Mais, c’est plus profond qu’il faut aller chercher le défi porté à l’humanisme : ce ne sont plus seulement les interprétations de la réalité qui sont contestées, c’est la réalité elle-même. Si rien n’existe, à quoi bon chercher un sens ? Des sociologues en viennent à dire que le réel ne se distingue plus du simulacre, que tout est devenu spectacle et que l’image télévisée remplace l’événement… Ainsi, ce n’est pas seulement l’Histoire, ce n’est pas seulement la Raison qui sont éliminées, c’est le réel sur lequel elles prennent appui. Dès lors, « le monde réel devient fable » (Nietzsche) Ce nihilisme n’a pas d’autre issue que la folie.

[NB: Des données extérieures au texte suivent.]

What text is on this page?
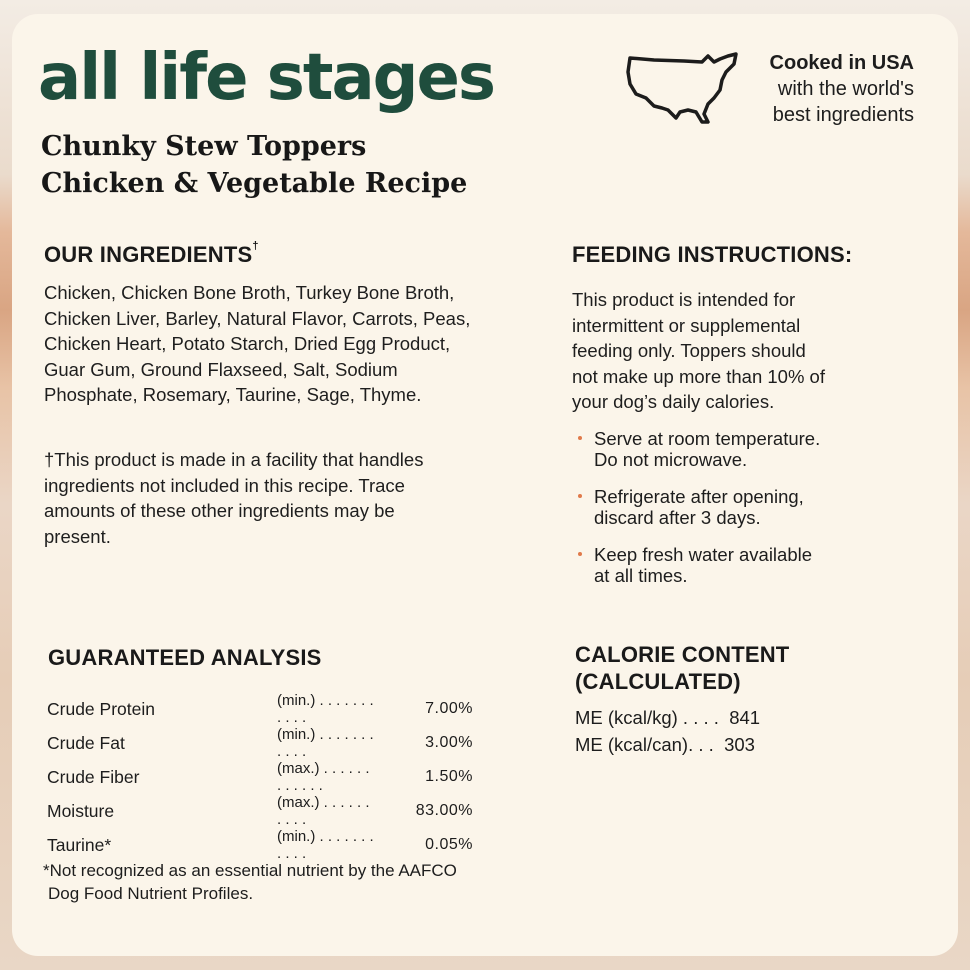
all life stages
Chunky Stew Toppers
Chicken & Vegetable Recipe
Cooked in USA
with the world's
best ingredients
OUR INGREDIENTS†
Chicken, Chicken Bone Broth, Turkey Bone Broth,
Chicken Liver, Barley, Natural Flavor, Carrots, Peas,
Chicken Heart, Potato Starch, Dried Egg Product,
Guar Gum, Ground Flaxseed, Salt, Sodium
Phosphate, Rosemary, Taurine, Sage, Thyme.
†This product is made in a facility that handles
ingredients not included in this recipe. Trace
amounts of these other ingredients may be
present.
FEEDING INSTRUCTIONS:
This product is intended for
intermittent or supplemental
feeding only. Toppers should
not make up more than 10% of
your dog’s daily calories.
Serve at room temperature.
Do not microwave.
Refrigerate after opening,
discard after 3 days.
Keep fresh water available
at all times.
GUARANTEED ANALYSIS
Crude Protein	(min.) . . . . . . . . . . .	7.00%
Crude Fat	(min.) . . . . . . . . . . .	3.00%
Crude Fiber	(max.) . . . . . . . . . . . .	1.50%
Moisture	(max.) . . . . . . . . . .	83.00%
Taurine*	(min.) . . . . . . . . . . .	0.05%
*Not recognized as an essential nutrient by the AAFCO
Dog Food Nutrient Profiles.
CALORIE CONTENT
(CALCULATED)
ME (kcal/kg) . . . . 841
ME (kcal/can). . . 303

L’Histoire ne prend sens que dans la mesure où les hommes la font et ce sens ne peut lui être donné par ce qui constitue l’axe de notre civilisation : offrir au plus grand nombre les moyens de mener une vie bonne et heureuse, une vie responsable.
Le nouvel humanisme sera mondial ou il ne sera pas. L’extension des échanges commerciaux, l’interconnexion des réseaux de communication, ont fait naître un monde apparemment unifié. Et les menaces communes nous obligent aussi à nous rassembler. Les épidémies, la pollution, les tremblements de terre, ne connaissent pas les frontières. Et pourtant, les continents et les nations se divisent et l’hostilité reparaît partout. Alors que certains pays progressent économiquement à un rythme accéléré, d’autres reculent et un abîme se creuse qui, s’il n’est pas comblé par nos efforts conjugués, le sera par des millions de cadavres. Les horloges du monde ne sonnent plus la même heure, et il arrive même que leurs aiguilles tournent à l’envers. On remonte les siècles, on se cherche des origines mythiques, et quoi de plus trompeur que l’origine ? Le Moyen Age était grand, mais lorsqu’on met l’Histoire en marche arrière, elle ressemble à un autocar aveugle qui, en reculant, précipite les passagers dans le ravin.